3) In the Materials & Methods section, the authors split the groups into <25%, 25-75%, and >75% groups, but there is no explanation of how to calculate this percentage.  Please define this.

4) Please check table formatting on Table 1 - the columns do not line up the column titles.

5) Tables 3 and 5 show that the groups with smaller anterior fontanelles generally had more symmetric shapes to begin treatment, conversely, the groups with larger fontanelles had more starting asymmetry.  If the orthotic goal was to achieve a certain asymmetry ratio (appears to be above 90% based on your tables), then the infants with worse asymmetries would have longer treatment times and therefore have greater overall improvement if the same growth rate was observed across the groups.  You do mention that older ages took longer in treatment.  I am concerned that by having groups with statistically different starting values, you would introduce a treatment bias in your reporting.  Could you perhaps present an initial severity-matched sub group with differing  anterior fontanelle sizes (regardless of age) then examine which group had greater correction or greater treatment times if there is no difference in correction? 

6) Did all of your 5 month old infants have the same or similar gestational age?

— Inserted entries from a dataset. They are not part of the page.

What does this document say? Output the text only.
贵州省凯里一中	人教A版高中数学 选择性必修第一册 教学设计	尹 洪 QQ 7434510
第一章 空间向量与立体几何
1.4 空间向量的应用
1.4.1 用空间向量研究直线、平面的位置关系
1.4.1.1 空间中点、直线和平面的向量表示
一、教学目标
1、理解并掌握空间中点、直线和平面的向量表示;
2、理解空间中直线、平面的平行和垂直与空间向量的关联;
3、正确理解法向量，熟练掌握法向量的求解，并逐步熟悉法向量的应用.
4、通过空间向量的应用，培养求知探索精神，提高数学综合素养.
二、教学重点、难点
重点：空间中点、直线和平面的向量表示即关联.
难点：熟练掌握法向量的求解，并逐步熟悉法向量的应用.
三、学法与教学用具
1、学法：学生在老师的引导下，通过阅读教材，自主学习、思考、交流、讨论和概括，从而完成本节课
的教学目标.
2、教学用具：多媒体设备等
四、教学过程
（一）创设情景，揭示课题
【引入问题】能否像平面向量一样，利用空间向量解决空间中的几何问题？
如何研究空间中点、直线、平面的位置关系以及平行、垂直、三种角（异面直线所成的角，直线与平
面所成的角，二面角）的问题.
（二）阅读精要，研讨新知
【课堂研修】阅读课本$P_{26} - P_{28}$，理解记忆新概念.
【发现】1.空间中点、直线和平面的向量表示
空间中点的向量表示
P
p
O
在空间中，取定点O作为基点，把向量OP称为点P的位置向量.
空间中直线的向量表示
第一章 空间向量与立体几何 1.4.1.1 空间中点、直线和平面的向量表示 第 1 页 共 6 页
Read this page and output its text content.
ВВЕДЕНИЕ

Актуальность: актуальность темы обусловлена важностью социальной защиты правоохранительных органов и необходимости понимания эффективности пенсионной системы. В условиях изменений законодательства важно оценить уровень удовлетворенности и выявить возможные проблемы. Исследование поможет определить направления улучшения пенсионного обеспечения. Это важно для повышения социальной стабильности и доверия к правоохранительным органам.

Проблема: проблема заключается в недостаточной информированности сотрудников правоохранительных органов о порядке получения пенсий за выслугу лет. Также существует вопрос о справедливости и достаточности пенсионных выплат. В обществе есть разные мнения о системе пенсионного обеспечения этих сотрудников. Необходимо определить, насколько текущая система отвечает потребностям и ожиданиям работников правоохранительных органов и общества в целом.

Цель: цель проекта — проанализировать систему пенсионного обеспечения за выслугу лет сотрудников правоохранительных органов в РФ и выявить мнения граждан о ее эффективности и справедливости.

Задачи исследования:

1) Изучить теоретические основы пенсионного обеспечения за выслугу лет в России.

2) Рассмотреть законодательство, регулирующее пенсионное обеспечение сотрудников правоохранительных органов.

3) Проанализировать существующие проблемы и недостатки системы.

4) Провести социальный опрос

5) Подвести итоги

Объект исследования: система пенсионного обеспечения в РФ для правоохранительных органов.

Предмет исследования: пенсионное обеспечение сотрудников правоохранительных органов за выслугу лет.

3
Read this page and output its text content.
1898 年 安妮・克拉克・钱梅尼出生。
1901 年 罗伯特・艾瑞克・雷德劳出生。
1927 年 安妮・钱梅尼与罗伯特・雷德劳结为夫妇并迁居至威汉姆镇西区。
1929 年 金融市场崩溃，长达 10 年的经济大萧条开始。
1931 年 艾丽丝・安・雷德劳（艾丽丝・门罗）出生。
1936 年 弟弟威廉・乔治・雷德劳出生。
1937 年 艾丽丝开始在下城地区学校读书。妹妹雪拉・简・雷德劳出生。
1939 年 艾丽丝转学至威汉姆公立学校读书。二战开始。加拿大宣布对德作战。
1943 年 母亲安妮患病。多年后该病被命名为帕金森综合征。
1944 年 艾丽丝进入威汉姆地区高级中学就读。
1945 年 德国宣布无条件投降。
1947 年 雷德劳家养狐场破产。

Generally, premature infants grow at a faster rate than full-term infants because they are functionally younger.

7) The titles or captions of Figure 3 and Figure 4 would benefit from more detail to clarify what is being presented.

8) Line 192 of your conclusion states you found correction in facial asymmetry - this was not reported in the results.  Please report this in your results or eliminate this paragraph.  OSR, PSR, and ASR show improvements in the neurocranium with helmet use, but these ratios do not report on facial asymmetry.

9) I believe line 83, just before Figure 1 may be missing a less than symbol - proposed: "normal <3.5%"

10) I was able to find a recently published article of a related study, please include it in either your introduction or discussion:

Childs Nerv Syst. 2019 Jun 17. doi: 10.1007/s00381-019-04215-y. [Epub ahead of print]

A new parameter for the management of positional plagiocephaly: the size of the anterior fontanelle matters.

Wendling-Keim DS1, Macé Y2, Lochbihler H3, Dietz HG2, Lehner M2,4.

 

Overall, I am excited to see this study and it has very good information to report.  I want to thank the authors for examining the anterior fontanelle size in relationship to helmet correction.  I have seen this correlation clinically, but until seeing this article and that of Wendling-Keim's group, I had not seen it published previously.